Der Rattenfänger
Peter Friese
in Katalog Jean-François Guiton, Hinters Licht, Videoarbeiten 1982 – 2008
Beim Betreten des abgedunkelten Raumes entdeckt man eine große Anzahl auf dem Boden liegender ovaler Lautsprecher, die mit dünnen Kabeln verbunden sind und in einem gewundenen Strom in eine Rich- tung streben. Was diese Kabelanschlüsse augenfällig macht, ist indessen schon beim Betreten des Raumes zu hören: Ein regel- rechter Klangteppich aus dem Piepsen vieler kleiner Nagetiere, das permanente Trappeln tausender kleiner Pfoten und leise Schleifgeräusche.

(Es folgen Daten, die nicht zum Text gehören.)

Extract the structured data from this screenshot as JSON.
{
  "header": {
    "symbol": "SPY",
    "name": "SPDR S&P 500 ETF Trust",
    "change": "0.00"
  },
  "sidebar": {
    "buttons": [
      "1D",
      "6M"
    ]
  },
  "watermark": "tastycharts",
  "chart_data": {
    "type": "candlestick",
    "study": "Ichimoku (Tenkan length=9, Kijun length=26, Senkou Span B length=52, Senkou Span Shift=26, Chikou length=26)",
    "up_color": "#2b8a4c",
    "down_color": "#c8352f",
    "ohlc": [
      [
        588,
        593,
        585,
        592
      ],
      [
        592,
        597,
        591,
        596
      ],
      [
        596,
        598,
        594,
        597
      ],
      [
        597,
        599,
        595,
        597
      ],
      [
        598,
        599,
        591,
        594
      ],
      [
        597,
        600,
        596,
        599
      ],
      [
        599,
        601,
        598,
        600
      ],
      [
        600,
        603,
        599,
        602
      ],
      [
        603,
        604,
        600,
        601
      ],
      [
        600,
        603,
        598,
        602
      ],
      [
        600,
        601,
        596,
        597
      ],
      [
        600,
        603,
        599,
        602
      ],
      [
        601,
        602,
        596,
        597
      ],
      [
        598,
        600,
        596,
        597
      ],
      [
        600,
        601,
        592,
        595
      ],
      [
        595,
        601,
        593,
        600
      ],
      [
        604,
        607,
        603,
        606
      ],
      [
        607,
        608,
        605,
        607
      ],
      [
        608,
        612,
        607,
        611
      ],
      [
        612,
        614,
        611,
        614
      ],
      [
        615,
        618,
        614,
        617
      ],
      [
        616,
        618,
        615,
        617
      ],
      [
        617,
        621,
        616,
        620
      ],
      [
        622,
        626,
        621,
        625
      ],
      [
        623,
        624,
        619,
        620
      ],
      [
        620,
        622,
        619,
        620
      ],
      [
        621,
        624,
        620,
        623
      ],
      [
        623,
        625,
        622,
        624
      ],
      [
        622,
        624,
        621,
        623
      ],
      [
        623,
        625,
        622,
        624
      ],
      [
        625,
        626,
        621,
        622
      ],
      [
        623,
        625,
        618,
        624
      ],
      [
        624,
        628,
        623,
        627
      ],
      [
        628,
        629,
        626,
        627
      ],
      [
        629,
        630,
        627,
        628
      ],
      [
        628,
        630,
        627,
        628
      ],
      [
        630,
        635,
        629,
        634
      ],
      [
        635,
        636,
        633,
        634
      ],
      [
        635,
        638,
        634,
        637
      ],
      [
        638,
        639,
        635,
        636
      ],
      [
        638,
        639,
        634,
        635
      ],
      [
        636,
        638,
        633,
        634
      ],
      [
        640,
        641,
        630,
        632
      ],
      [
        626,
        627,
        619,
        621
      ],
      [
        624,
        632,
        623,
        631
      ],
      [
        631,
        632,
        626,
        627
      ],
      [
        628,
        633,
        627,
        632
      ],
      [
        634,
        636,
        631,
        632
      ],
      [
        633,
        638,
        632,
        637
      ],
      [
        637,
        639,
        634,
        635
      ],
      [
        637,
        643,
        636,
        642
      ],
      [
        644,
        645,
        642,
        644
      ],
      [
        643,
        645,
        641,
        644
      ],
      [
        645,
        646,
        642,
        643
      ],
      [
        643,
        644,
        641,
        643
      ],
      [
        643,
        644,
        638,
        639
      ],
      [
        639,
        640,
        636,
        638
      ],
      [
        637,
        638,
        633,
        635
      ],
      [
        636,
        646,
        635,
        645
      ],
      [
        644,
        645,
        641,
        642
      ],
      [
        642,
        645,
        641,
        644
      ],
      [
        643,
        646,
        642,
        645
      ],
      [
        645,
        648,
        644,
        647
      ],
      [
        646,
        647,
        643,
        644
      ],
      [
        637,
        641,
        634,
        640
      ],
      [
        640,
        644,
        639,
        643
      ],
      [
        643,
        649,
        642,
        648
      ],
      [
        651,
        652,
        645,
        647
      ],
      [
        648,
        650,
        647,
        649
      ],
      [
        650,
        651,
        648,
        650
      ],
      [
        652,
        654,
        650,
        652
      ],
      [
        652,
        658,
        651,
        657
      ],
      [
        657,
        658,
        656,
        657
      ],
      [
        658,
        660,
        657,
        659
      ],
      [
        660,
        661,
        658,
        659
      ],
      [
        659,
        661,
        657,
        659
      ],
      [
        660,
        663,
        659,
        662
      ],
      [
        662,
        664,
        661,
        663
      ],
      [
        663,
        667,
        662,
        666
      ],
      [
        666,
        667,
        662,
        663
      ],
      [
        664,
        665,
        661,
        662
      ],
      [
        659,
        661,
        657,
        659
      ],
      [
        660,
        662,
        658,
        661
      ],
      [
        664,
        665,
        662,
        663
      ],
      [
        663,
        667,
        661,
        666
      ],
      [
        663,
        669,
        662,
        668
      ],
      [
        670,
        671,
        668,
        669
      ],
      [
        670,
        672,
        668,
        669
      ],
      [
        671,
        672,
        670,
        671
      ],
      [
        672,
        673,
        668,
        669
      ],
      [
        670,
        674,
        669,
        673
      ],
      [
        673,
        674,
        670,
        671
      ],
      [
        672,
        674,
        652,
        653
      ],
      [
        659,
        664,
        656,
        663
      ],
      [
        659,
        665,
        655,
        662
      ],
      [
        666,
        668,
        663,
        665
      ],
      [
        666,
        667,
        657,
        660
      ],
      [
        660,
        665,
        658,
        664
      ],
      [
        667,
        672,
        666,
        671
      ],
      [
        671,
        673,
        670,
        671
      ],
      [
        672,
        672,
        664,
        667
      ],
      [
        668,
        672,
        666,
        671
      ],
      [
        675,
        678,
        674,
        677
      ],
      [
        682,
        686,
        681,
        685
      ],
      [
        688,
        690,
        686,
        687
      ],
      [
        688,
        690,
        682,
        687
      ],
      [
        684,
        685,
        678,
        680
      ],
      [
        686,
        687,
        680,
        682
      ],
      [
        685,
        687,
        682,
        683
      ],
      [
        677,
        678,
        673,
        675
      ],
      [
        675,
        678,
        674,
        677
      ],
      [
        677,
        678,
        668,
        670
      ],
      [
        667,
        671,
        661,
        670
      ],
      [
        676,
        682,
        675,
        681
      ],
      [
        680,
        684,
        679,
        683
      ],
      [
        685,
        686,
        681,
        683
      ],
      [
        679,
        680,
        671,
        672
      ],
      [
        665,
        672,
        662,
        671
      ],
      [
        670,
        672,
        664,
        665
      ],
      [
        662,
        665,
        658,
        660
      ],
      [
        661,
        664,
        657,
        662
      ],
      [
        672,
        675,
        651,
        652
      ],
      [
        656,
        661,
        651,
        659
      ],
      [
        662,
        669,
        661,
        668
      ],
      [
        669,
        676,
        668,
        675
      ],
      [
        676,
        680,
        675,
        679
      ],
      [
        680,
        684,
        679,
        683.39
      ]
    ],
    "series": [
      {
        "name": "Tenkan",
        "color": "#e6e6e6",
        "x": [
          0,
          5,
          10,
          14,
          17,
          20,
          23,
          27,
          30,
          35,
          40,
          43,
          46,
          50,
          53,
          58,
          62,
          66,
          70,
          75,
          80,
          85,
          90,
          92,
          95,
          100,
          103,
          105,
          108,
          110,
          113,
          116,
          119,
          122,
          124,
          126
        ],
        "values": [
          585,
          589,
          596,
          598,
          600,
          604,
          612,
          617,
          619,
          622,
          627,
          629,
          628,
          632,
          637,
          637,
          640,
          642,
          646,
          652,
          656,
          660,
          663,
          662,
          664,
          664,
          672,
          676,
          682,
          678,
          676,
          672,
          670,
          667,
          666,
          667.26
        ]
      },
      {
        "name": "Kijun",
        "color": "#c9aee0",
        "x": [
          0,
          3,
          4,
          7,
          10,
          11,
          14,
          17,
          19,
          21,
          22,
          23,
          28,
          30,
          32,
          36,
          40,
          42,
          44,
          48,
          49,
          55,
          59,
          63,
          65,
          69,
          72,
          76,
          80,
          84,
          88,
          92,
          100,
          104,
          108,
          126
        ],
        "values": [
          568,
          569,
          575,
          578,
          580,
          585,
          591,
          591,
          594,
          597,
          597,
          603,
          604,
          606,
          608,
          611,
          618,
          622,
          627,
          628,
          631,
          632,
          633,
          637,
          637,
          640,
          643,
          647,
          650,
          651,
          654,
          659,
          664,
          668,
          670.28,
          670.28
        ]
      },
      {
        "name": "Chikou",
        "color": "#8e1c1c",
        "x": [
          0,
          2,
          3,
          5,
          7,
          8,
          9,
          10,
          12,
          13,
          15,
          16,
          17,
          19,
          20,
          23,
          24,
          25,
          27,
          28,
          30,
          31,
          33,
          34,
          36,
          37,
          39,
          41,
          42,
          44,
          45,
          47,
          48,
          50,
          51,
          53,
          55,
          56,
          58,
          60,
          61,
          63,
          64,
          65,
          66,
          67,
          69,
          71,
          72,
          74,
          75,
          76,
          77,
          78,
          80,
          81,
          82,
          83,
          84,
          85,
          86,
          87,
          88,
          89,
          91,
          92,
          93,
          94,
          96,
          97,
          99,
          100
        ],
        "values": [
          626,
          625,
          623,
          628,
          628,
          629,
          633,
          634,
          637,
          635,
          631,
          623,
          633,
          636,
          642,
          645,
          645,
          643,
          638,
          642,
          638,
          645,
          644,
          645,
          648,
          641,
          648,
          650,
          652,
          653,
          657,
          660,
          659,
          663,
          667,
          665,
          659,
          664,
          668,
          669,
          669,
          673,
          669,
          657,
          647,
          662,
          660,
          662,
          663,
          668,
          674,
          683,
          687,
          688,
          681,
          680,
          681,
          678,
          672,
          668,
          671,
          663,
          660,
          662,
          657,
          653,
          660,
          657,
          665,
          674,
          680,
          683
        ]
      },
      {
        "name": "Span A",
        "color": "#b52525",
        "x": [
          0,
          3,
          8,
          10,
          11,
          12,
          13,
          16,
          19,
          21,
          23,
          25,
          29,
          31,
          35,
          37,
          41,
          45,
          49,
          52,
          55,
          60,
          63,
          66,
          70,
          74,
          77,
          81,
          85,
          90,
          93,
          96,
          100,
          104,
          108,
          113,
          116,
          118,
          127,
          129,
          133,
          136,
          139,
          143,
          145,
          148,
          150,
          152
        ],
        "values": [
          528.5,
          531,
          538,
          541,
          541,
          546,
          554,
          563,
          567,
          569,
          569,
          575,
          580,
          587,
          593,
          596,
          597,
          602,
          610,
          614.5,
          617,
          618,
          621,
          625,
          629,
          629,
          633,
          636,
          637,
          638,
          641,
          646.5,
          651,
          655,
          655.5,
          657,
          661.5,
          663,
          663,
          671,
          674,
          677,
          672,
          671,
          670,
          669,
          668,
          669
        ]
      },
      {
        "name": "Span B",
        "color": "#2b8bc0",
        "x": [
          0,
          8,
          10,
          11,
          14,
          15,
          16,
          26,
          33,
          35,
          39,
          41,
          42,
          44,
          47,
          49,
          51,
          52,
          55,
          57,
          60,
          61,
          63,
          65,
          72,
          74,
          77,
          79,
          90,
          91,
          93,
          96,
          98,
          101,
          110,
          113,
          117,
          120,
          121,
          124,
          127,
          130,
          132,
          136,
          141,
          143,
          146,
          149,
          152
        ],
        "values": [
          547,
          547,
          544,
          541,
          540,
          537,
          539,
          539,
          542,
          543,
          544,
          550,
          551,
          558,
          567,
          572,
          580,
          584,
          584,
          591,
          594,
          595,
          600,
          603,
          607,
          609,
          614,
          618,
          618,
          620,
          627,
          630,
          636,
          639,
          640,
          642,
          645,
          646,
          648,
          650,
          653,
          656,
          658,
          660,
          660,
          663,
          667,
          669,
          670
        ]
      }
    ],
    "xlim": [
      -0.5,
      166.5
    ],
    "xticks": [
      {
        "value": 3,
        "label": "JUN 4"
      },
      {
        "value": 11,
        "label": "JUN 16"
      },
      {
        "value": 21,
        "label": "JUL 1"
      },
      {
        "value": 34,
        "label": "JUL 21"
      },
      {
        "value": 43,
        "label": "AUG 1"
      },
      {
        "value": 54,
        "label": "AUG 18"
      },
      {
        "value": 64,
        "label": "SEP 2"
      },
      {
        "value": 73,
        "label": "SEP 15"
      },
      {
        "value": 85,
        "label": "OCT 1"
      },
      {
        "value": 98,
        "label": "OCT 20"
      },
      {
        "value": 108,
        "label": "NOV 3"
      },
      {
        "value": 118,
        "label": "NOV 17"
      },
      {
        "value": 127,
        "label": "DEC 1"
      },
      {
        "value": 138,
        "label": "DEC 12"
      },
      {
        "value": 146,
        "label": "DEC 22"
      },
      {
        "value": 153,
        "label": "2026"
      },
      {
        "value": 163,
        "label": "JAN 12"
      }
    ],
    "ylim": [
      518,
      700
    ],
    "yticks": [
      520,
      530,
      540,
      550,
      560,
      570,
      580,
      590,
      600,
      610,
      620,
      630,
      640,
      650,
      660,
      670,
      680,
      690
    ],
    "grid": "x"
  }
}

Die Assoziation „Ratten“ drängt sich eher schon intuitiv als im Sinne einer gedanklichen Folgerung auf. Doch das ist noch nicht alles: Aus einem Bereich hinter einem Wandabschnitt, von dort, wohin dieser virtuelle Rattenstrom anscheinend hinstrebt, kommt ein dumpfes Grollen, begleitet von einem Fauchen und Gurgeln. Die grausige Entdeckung: Die technischen Ratten streben alle einer großen Videoprojektion zu, die auf den ersten Blick an einen ovalen oder rhomboiden Schlund erinnert. Rhythmisch öffnet und schließt sich hier ein monströses Loch, dröhnt, dampft, zischt und scheint sich den Rattenstrom in pumpenden konvulsivischen Schluckbewegungen einzuverleiben. Bald drängt sich die Assoziation eines eher angst- als lustbesetzten weiblichen Geschlechts auf, welches im Freud’schen Sinne als kastrierende (dentata) und im Sinne von Georges Devereux als angst- und lustbesetzte mythische Vulva empfunden werden kann. Guiton bezieht sich zudem auf das (deutsche) Märchen vom Rattenfänger von Hameln, wonach ein mysteriöser Fremder die Stadt von einer schlimmen Rattenplage befreite und schließlich, als man ihn dafür nicht entlohnen wollte, alle Kinder, genau wie er es vorher mit den Ratten gemacht hatte, mit dem Klang einer Flöte aus dem Ort lockte und in einer Höhle für immer verschwinden ließ. Die Tatsache, dass in den Arbeiten Guitons immer wieder uralte Topoi, Mythen, archaische Bilder, Symbole, Angst-, Lust- und Todesvisionen auftauchen, zeugt nicht etwa davon, dass er hier Versuche unternähme, vergangene, längst bedeutungslos gewordene mysteriöse Zeichen auszugraben und in anachronistischer Form zu reaktivieren, sondern das Gegenteil ist der Fall: Diese Zeichen und Bilder gehören zu einem seit Jahrtausenden tradierten, sich dabei permanent wandelnden Fundus, welcher auch im heutigen Medienzeitalter noch immer Bestand hat.